Осенние сумерки. В пространстве между оконными рамами сонная муха долго ползает, ползает и, наконец, устраивается спать под мохнатым боком у давно спящей без задних ног бабочки. Из стоящего на подоконнике горшка со змеистой трещиной на глиняном боку тянет свои бледно-розовые цветки герань к серому мышиному свету за окном — небо, разрезанное на длинные узкие полоски электрическими проводами, висящий второй день в воздухе дождь, прозрачные капли на голых ветках березы, бледно-зеленые пятна лишайника на стволе рябины, рыжее черное поле, три десятка километров разбитой дороги до города и город, от которого хоть три года скачи — ни до какого государства не доскачешь.

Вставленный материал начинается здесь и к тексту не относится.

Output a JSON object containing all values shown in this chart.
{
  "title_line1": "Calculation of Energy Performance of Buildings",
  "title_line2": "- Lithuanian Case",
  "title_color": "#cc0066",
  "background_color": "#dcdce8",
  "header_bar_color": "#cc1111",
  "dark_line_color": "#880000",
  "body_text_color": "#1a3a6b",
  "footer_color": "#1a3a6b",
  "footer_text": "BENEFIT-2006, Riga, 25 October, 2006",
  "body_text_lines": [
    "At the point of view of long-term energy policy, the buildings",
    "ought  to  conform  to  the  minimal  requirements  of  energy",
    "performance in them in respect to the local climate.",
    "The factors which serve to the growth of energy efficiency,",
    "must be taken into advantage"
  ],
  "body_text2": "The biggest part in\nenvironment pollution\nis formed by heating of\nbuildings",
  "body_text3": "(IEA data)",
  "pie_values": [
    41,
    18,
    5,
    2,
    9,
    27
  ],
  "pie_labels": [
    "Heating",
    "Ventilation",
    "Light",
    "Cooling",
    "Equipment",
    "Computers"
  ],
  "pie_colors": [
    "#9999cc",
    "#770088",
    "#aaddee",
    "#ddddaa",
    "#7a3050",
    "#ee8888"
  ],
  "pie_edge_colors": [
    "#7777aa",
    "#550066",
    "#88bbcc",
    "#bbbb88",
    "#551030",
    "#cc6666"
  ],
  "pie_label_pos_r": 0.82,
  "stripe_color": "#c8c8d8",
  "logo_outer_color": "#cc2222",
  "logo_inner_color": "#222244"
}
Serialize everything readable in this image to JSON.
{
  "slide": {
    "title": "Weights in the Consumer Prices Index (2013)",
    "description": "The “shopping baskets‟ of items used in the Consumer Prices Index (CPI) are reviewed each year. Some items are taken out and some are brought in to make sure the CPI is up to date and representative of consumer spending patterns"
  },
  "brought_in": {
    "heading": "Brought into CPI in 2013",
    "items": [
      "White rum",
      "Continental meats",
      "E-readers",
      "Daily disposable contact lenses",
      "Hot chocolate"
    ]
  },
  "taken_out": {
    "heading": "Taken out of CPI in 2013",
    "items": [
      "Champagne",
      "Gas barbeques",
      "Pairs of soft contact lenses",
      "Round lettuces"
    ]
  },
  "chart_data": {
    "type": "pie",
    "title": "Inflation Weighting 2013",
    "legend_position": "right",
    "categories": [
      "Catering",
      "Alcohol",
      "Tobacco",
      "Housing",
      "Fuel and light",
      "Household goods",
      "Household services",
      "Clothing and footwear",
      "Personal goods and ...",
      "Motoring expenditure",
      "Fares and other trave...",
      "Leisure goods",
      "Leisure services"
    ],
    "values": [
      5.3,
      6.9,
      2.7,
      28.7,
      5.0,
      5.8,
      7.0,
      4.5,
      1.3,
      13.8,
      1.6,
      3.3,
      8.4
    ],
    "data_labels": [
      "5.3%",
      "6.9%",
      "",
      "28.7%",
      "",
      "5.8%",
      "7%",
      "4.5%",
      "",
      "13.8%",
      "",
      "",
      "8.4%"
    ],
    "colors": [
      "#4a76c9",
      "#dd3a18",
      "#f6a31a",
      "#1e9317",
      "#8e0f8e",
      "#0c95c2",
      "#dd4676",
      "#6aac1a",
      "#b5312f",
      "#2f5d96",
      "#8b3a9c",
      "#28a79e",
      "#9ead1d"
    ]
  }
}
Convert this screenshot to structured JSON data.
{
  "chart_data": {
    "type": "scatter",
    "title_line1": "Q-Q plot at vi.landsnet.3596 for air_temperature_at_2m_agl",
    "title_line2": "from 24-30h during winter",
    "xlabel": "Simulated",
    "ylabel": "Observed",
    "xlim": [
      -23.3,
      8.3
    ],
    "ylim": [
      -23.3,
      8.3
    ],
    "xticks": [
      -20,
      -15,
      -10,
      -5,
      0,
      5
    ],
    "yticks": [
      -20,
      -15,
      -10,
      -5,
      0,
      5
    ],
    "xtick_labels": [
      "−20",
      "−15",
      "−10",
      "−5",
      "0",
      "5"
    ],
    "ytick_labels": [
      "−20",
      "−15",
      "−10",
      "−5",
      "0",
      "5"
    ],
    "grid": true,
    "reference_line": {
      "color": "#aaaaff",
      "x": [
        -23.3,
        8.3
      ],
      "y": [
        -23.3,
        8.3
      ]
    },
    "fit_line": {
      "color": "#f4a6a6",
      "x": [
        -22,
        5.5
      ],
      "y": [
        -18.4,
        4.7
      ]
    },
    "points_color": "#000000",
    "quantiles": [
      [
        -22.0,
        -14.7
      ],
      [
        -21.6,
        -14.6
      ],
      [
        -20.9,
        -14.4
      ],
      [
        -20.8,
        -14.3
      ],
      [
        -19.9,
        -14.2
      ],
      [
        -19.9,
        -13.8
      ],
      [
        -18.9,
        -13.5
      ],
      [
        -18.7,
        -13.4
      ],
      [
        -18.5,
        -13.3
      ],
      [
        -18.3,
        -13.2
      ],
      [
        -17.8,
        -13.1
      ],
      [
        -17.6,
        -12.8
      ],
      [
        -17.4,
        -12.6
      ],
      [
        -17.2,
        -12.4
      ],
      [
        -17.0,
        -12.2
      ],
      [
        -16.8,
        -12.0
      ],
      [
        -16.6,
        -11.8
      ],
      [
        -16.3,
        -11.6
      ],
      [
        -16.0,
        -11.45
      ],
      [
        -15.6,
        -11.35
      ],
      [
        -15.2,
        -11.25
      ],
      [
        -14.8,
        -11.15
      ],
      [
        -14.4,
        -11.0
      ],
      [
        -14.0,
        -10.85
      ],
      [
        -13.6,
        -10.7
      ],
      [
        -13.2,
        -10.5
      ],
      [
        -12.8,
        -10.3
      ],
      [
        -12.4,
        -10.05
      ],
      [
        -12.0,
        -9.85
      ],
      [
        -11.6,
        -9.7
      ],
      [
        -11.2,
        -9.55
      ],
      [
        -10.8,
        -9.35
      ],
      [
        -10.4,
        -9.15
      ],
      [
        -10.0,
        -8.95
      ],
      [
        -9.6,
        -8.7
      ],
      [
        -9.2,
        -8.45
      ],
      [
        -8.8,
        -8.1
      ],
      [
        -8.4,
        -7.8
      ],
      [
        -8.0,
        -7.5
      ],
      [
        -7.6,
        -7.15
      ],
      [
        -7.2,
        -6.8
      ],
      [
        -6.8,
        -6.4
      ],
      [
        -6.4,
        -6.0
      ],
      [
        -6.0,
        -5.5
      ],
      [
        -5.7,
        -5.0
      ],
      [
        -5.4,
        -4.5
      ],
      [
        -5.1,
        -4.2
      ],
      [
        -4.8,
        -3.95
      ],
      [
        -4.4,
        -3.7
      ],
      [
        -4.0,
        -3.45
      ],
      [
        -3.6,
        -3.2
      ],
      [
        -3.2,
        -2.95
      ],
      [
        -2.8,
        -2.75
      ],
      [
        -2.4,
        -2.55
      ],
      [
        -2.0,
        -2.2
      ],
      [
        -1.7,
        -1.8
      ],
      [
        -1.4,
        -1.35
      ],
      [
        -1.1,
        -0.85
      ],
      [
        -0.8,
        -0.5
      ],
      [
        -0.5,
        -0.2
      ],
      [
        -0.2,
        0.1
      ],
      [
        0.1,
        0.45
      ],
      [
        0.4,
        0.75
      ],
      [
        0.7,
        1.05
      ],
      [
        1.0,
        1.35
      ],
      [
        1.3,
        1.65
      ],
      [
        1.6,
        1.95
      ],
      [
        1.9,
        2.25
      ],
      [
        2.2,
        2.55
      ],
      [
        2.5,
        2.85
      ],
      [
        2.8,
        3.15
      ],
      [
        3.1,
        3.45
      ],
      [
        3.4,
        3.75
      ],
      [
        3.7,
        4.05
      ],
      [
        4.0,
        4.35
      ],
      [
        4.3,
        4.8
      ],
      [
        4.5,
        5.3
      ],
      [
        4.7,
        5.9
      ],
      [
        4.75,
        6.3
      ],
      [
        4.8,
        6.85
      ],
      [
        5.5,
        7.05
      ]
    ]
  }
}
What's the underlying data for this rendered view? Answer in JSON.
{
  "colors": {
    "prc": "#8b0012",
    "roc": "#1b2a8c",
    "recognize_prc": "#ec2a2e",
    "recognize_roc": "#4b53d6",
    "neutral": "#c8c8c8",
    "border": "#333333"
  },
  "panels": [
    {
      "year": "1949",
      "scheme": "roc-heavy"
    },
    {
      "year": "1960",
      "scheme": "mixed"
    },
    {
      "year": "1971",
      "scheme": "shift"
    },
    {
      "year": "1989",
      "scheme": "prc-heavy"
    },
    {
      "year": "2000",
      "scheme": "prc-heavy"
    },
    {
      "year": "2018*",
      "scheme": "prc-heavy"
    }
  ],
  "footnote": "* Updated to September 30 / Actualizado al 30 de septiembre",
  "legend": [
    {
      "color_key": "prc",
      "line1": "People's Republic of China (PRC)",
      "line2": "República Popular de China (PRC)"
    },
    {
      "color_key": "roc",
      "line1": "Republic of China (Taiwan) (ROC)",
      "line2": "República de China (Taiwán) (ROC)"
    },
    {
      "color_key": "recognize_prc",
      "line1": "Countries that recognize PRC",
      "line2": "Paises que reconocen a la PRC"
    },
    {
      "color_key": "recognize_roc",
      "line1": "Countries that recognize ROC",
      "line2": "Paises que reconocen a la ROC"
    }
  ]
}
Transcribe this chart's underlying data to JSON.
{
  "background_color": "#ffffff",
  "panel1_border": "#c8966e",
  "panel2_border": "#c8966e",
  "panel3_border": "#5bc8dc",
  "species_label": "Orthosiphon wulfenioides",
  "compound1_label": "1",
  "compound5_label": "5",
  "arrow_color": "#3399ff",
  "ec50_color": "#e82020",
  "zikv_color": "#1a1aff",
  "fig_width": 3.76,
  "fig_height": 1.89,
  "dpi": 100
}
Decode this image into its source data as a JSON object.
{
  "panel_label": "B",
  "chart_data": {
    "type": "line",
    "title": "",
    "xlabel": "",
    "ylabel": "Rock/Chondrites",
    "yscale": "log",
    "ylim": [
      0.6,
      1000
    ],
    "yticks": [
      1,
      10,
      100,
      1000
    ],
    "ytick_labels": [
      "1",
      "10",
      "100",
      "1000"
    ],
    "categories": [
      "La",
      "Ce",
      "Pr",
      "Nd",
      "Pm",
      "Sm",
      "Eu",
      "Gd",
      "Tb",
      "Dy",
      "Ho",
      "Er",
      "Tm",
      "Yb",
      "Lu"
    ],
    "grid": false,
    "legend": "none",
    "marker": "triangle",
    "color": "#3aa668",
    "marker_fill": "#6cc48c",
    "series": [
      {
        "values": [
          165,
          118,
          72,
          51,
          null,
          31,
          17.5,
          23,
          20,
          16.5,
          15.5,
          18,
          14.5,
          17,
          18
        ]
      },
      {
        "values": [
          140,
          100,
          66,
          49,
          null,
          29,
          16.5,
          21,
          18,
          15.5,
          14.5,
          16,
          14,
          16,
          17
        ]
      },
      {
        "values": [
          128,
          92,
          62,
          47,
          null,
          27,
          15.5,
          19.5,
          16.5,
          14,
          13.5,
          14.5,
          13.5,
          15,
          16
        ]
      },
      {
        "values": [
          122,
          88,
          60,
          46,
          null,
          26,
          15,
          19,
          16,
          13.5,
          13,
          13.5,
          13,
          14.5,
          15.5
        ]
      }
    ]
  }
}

Ветра нет. То есть до того нет, что у деревьев даже листья затекли от неподвижности. В серой, сырой и обреченной тишине, какая бывает только перед первым снегом, со стоящей у забора березы падает один лист, за ним второй, за вторым третий, а за третьим последний. И снова ветра нет. Так бывает, когда женщина смотрит в окно, смотрит и вдруг ни с того ни с сего выкатится из ее глаза крошечная слезинка. Смахнет она ее аккуратно мизинцем, чтобы не размазать тушь с ресниц, и снова смотрит в окно. И как ты ее ни спрашивай — отчего да почему, да что случилось-то в конце концов… Переведет разговор на что-нибудь другое. Попросит натаскать из сарая дров, или починить табуретку, или размолоть в кофемолке высушенный на печке острый перец и потом смешать его с табачной пылью. Станет рассказывать, что эта смесь убивает капустных блох, гусениц-листогрызов и пилильщика. Вот весной они все народятся и давай вредить капусте, георгинам и гладиолусам, пилить все, что пилится, грызть все, что грызется, а тут мы их этой пылью и припорошим до смерти. Против мышей табак с перцем тоже очень хороши. Мыши начинают так чихать, что зачихиваются до сердечного приступа или даже до инсульта и потом волочат хвост и теряют способность шевелить усами. Дрогнувшим голосом проговорит, что жалко их до слез, поднесет к щеке мизинец… и велит идти чай пить. И захватить к чаю из погреба банку какого-нибудь варенья.
Снега нет, не будет, и просили передать, чтоб не занимали. По полю, по колено в сером тумане, бредет, спотыкаясь о кротовьи кучки и спящие муравейники, голое дерево. Такое голое, как во сне, когда идешь по улице без носков, путаясь в полинявших от множества стирок семейных трусах на какой-нибудь прием во французском посольстве, а прохожие свистят и смеются тебе в спину, покрытую гусиной от холода кожей. Подышишь на горизонт, потрешь его рукавом, и из тумана начинают выступать далекие сосны, березы, можжевеловые кусты и разбредаться в разные стороны.
Подмораживает, и влажная, мышиная, осенняя тишина мало-помалу превращается в зимнюю — сухую, звонкую и хрустальную. На острове, посреди болота, стоит избушка и постукивает кривым черным когтем желтой чешуйчатой ноги по молодому, еще неокрепшему льду. Лед трескается, и в змеистых сахарных трещинах появляется черная вода и зеленые листья ряски. Время от времени избушка чешет одну ногу о другую и снова стучит. Внезапно с обратной стороны избы раздается протяжный дверной скрип и кто-то невидимый кричит таким же протяжным и скрипучим голосом:
— Вот сейчас кто-то поленом по ноге получит, если не прекратит… От воды быстро отошла! Я кому сказала!